Das Alter der Lehrperson hat nur bedingt einen Einfluss auf deren Beziehungsfähigkeit. Charakter und Persönlichkeit spielen diesbezüglich eine viel grössere Rolle. Was das Geschlecht der Lehrkraft betrifft, findet man in der Literatur keine Hinweise auf genderspezifische Unterschiede bei der Regulation von Nähe und Distanz. In meiner Berufspraxis habe ich aber schon festgestellt, dass einer männlichen Lehrperson bei der Beziehungsgestaltung zum Beispiel schneller sexualisierte Antriebe unterstellt werden.

Inwiefern hat Ihre Masterarbeit Ihren Umgang mit den Schülerinnen und Schülern verändert?

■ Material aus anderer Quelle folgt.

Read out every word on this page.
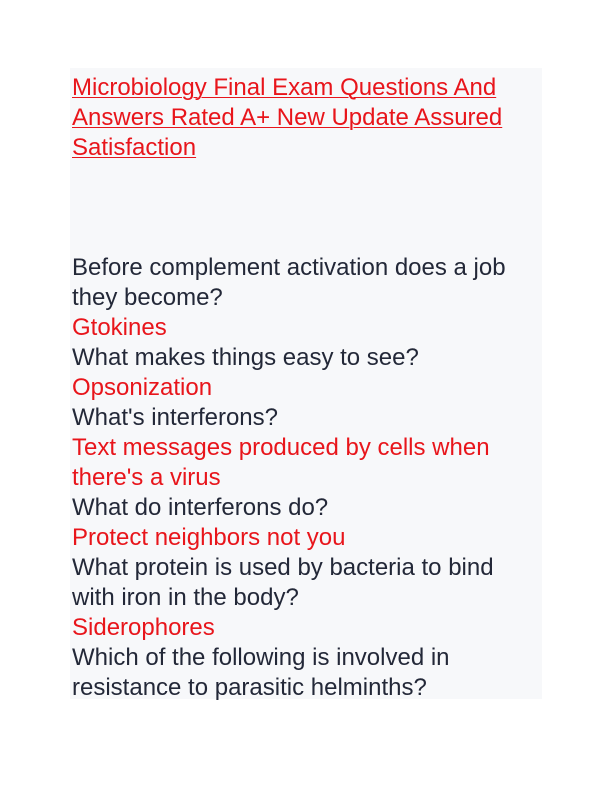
Microbiology Final Exam Questions And Answers Rated A+ New Update Assured Satisfaction
Before complement activation does a job they become?
Gtokines
What makes things easy to see?
Opsonization
What's interferons?
Text messages produced by cells when there's a virus
What do interferons do?
Protect neighbors not you
What protein is used by bacteria to bind with iron in the body?
Siderophores
Which of the following is involved in resistance to parasitic helminths?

Mir war der Beziehungsaspekt schon immer sehr wichtig. Bei der Recherche für meine Masterarbeit hat sich sehr deutlich bestätigt, welch grossen Einfluss dieser auf die Lernmotivation der Schülerinnen und Schüler hat. Ich bin nun bestärkt darin, den Leistungsdruck im Schulalltag zu verringern und stattdessen den Fokus noch mehr auf die Beziehungsarbeit und die Autonomieentwicklung der Jugendlichen zu richten. Werden die Schülerinnen und Schüler ernst genommen, stärkt sich ihre Autonomie und es entwickelt sich eine Motivation, welche die Schule überdauert. Das Lernen hört nicht auf nach der obligatorischen Schulzeit. Ich möchte erreichen, dass meine Schülerinnen und Schüler auch danach noch Freude daran haben, sich neues Wissen anzueignen. Oder wie Heraklit schon sagte: «Lehren entspricht nicht dem Füllen eines Eimers, sondern dem Entfachen eines Feuers».